On peut s’épuiser en invectives contre l’empereur Julien ; on n’empêchera pas que cet empereur n’ait eu des mœurs très pures : on doit le plaindre de n’avoir pas été chrétien, mais il ne faut pas le calomnier. Voyez ce que Julien écrit aux Alexandrins sur le meurtre de l’évêque George, ce grand persécuteur des athanasiens… « Au lieu de me réserver la connaissance de vos injures, vous vous êtes livrés à la colère, et vous n’avez pas eu honte de commettre les mêmes excès qui vous rendaient vos adversaires si odieux. » Julien les reprend en empereur et en père. Qu’on lise toutes ses lettres, et qu’on voie s’il y a jamais eu un homme plus sage et plus modéré. Quoi donc ! parce qu’il a eu le malheur de n’être pas chrétien, n’aura-t-il aucune vertu ? Cicéron, Virgile, les Caton, les Antonin, Pythagore, Zaleucus Socrate, Platon, Epictète, Lycurgue, Solon, Aristide, les plus sages des hommes, auront-ils été des monstres, parce qu’ils auront eu le malheur de n’être pas de notre religion ?
VIe SOTTISE DE NONOTTE.
Sur la légion Thébaine.
L’auteur du libelle fait des efforts assez plaisants, page 28, pour accréditer la fable de la légion Thébaine, toute composée de chrétiens, toute entière environnée dans une gorge de montagnes où l’on ne peut pas mettre deux cents hommes en bataille, au pied du grand Saint-Bernard, où cent hommes bien retranchés arrêteraient une armée. Voici les preuves que notre critique judicieux donne de l’authenticité de cette aventure ; il les a copiées du Pédagogue chrétien.

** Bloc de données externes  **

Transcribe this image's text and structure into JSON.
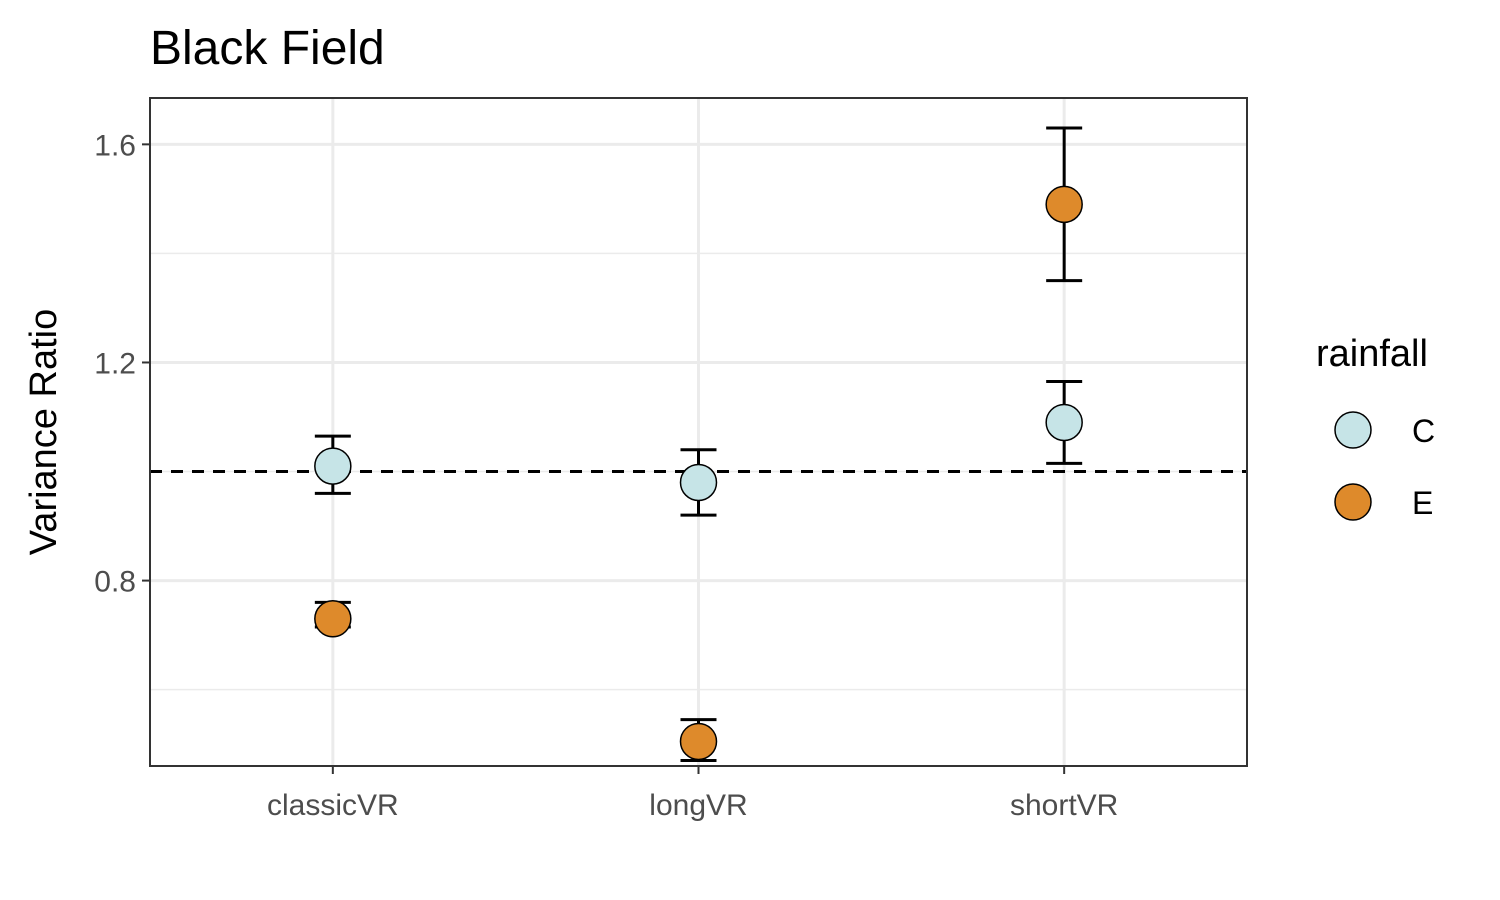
{
  "chart_data": {
    "type": "scatter",
    "title": "Black Field",
    "xlabel": "",
    "ylabel": "Variance Ratio",
    "categories": [
      "classicVR",
      "longVR",
      "shortVR"
    ],
    "ylim": [
      0.46,
      1.685
    ],
    "yticks": [
      0.8,
      1.2,
      1.6
    ],
    "yticks_labels": [
      "0.8",
      "1.2",
      "1.6"
    ],
    "reference_line": {
      "y": 1.0,
      "style": "dashed"
    },
    "grid": true,
    "legend": {
      "title": "rainfall",
      "position": "right",
      "entries": [
        {
          "label": "C",
          "color": "#c6e4e7"
        },
        {
          "label": "E",
          "color": "#de8a2b"
        }
      ]
    },
    "series": [
      {
        "name": "C",
        "color": "#c6e4e7",
        "values": [
          1.01,
          0.98,
          1.09
        ],
        "error_low": [
          0.96,
          0.92,
          1.015
        ],
        "error_high": [
          1.065,
          1.04,
          1.165
        ]
      },
      {
        "name": "E",
        "color": "#de8a2b",
        "values": [
          0.73,
          0.505,
          1.49
        ],
        "error_low": [
          0.715,
          0.47,
          1.35
        ],
        "error_high": [
          0.76,
          0.545,
          1.63
        ]
      }
    ]
  }
}
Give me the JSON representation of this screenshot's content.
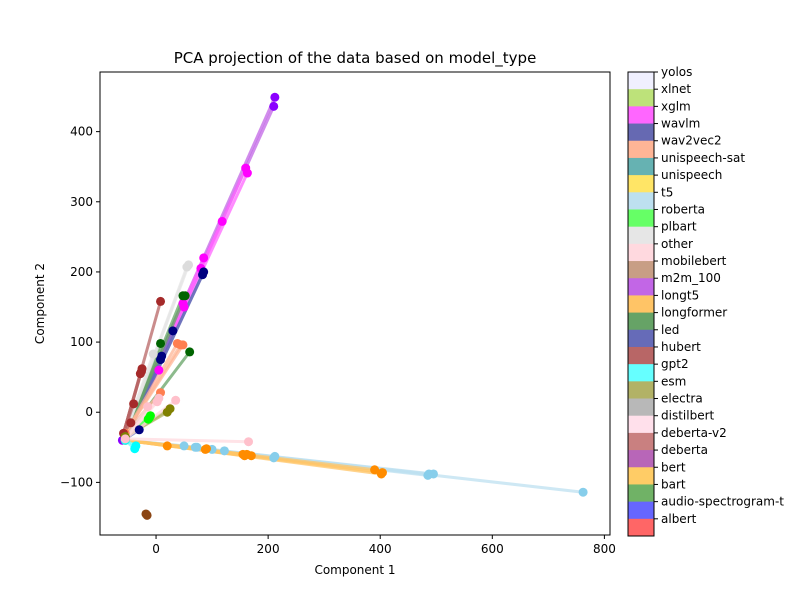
{
  "chart_data": {
    "type": "scatter",
    "title": "PCA projection of the data based on model_type",
    "xlabel": "Component 1",
    "ylabel": "Component 2",
    "xlim": [
      -100,
      810
    ],
    "ylim": [
      -175,
      485
    ],
    "xticks": [
      0,
      200,
      400,
      600,
      800
    ],
    "yticks": [
      -100,
      0,
      100,
      200,
      300,
      400
    ],
    "grid": false,
    "legend_placement": "right-colorbar",
    "legend": [
      {
        "name": "yolos",
        "color": "#f0f0ff"
      },
      {
        "name": "xlnet",
        "color": "#bde27a"
      },
      {
        "name": "xglm",
        "color": "#ff66ff"
      },
      {
        "name": "wavlm",
        "color": "#6669b2"
      },
      {
        "name": "wav2vec2",
        "color": "#ffb596"
      },
      {
        "name": "unispeech-sat",
        "color": "#66b2b2"
      },
      {
        "name": "unispeech",
        "color": "#ffe566"
      },
      {
        "name": "t5",
        "color": "#bde0f0"
      },
      {
        "name": "roberta",
        "color": "#66ff66"
      },
      {
        "name": "plbart",
        "color": "#e6e6e6"
      },
      {
        "name": "other",
        "color": "#ffd9df"
      },
      {
        "name": "mobilebert",
        "color": "#c89e85"
      },
      {
        "name": "m2m_100",
        "color": "#c266e6"
      },
      {
        "name": "longt5",
        "color": "#ffc466"
      },
      {
        "name": "longformer",
        "color": "#66a366"
      },
      {
        "name": "led",
        "color": "#666bb8"
      },
      {
        "name": "hubert",
        "color": "#b86666"
      },
      {
        "name": "gpt2",
        "color": "#66ffff"
      },
      {
        "name": "esm",
        "color": "#b2b266"
      },
      {
        "name": "electra",
        "color": "#b8b8b8"
      },
      {
        "name": "distilbert",
        "color": "#ffe0eb"
      },
      {
        "name": "deberta-v2",
        "color": "#c98080"
      },
      {
        "name": "deberta",
        "color": "#b866b8"
      },
      {
        "name": "bert",
        "color": "#ffcc66"
      },
      {
        "name": "bart",
        "color": "#70b266"
      },
      {
        "name": "audio-spectrogram-t",
        "color": "#6666ff"
      },
      {
        "name": "albert",
        "color": "#ff6666"
      }
    ],
    "series": [
      {
        "color": "#8b00ff",
        "line": "#c266e6",
        "x": [
          -60,
          212,
          210
        ],
        "y": [
          -40,
          449,
          436
        ]
      },
      {
        "color": "#ff00ff",
        "line": "#ff66ff",
        "x": [
          -55,
          160,
          163,
          118,
          85,
          80,
          48,
          50,
          5
        ],
        "y": [
          -35,
          348,
          341,
          272,
          220,
          205,
          155,
          150,
          60
        ]
      },
      {
        "color": "#000080",
        "line": "#666bb8",
        "x": [
          -55,
          85,
          83,
          30,
          10,
          8,
          -30
        ],
        "y": [
          -38,
          200,
          196,
          116,
          80,
          75,
          -25
        ]
      },
      {
        "color": "#006400",
        "line": "#66a366",
        "x": [
          -55,
          48,
          60,
          8,
          52
        ],
        "y": [
          -35,
          166,
          86,
          98,
          166
        ]
      },
      {
        "color": "#dcdcdc",
        "line": "#e6e6e6",
        "x": [
          -55,
          58,
          55,
          -5
        ],
        "y": [
          -30,
          210,
          207,
          83
        ]
      },
      {
        "color": "#ff7f50",
        "line": "#ffb596",
        "x": [
          -55,
          38,
          48,
          44,
          8
        ],
        "y": [
          -30,
          98,
          96,
          96,
          28
        ]
      },
      {
        "color": "#87ceeb",
        "line": "#bde0f0",
        "x": [
          -55,
          762,
          495,
          487,
          485,
          212,
          210,
          122,
          100,
          73,
          70,
          50
        ],
        "y": [
          -40,
          -114,
          -88,
          -88,
          -90,
          -63,
          -65,
          -55,
          -53,
          -50,
          -50,
          -48
        ]
      },
      {
        "color": "#ff8c00",
        "line": "#ffc466",
        "x": [
          -55,
          404,
          402,
          390,
          170,
          162,
          158,
          155,
          90,
          88,
          20
        ],
        "y": [
          -40,
          -86,
          -88,
          -82,
          -62,
          -60,
          -62,
          -60,
          -52,
          -53,
          -48
        ]
      },
      {
        "color": "#a52a2a",
        "line": "#b86666",
        "x": [
          -58,
          8,
          -25,
          -26,
          -28,
          -40,
          -45
        ],
        "y": [
          -30,
          158,
          62,
          58,
          55,
          12,
          -15
        ]
      },
      {
        "color": "#00ff00",
        "line": "#66ff66",
        "x": [
          -55,
          -10,
          -12,
          -14
        ],
        "y": [
          -35,
          -5,
          -8,
          -10
        ]
      },
      {
        "color": "#00ffff",
        "line": "#66ffff",
        "x": [
          -55,
          -38,
          -36
        ],
        "y": [
          -40,
          -52,
          -48
        ]
      },
      {
        "color": "#808000",
        "line": "#b2b266",
        "x": [
          -55,
          25,
          20
        ],
        "y": [
          -35,
          5,
          0
        ]
      },
      {
        "color": "#ffc0cb",
        "line": "#ffd9df",
        "x": [
          -55,
          165,
          35,
          5,
          2,
          -15
        ],
        "y": [
          -38,
          -42,
          17,
          20,
          15,
          8
        ]
      },
      {
        "color": "#8b4513",
        "line": "#c89e85",
        "x": [
          -18,
          -16
        ],
        "y": [
          -145,
          -147
        ]
      }
    ]
  }
}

« Eucher, dit-il, qui rapporte cette histoire deux cents ans après l’événement, était riche, donc il disait vrai. Eucher l’avait entendu raconter à Isac, évêque de Genève, qui sans doute était riche aussi. Isac disait tenir le tout d’un évêque nommé Théodore, qui vivait cent ans après ce massacre. » Voilà en vérité des preuves mathématiques. Je prie le libelliste de venir faire un tour au grand Saint-Bernard ; il verra de ses yeux s’il est aisé d’y entourer et d’y massacrer une légion toute entière. Ajoutons qu’il est dit que cette légion venait d’Orient, et que le mont Saint-Bernard n’est pas assurément le chemin en droiture. Ajoutons encore qu’il est dit que c’était pour la guerre contre les Bagaudes, et que cette guerre alors était finie. Ajoutons surtout que cette fable tant chantée par tous les légendaires fut écrite par Grégoire de Tours, qui l’attribua à Eucher, mort en 454 ; et remarquons que dans cette légende, supposée écrite en 454, il est beaucoup parlé de la mort d’un Sigismond, roi de Bourgogne, tué en 523.
Il est de quelque utilité d’apprendre aux ignorants imposteurs de nos jours que leur temps est passé, et qu’on ne croit plus ces misérables sur leur parole.
On proposa à Nonotte de marier les six mille soldats de la légion Thébaine avec les onze mille vierges ; mais ce pauvre ex-jésuite n’avait pas les pouvoirs (1).
1 – Cela est de 1769. Voyez les Honnêtetés littéraires. (G.A.)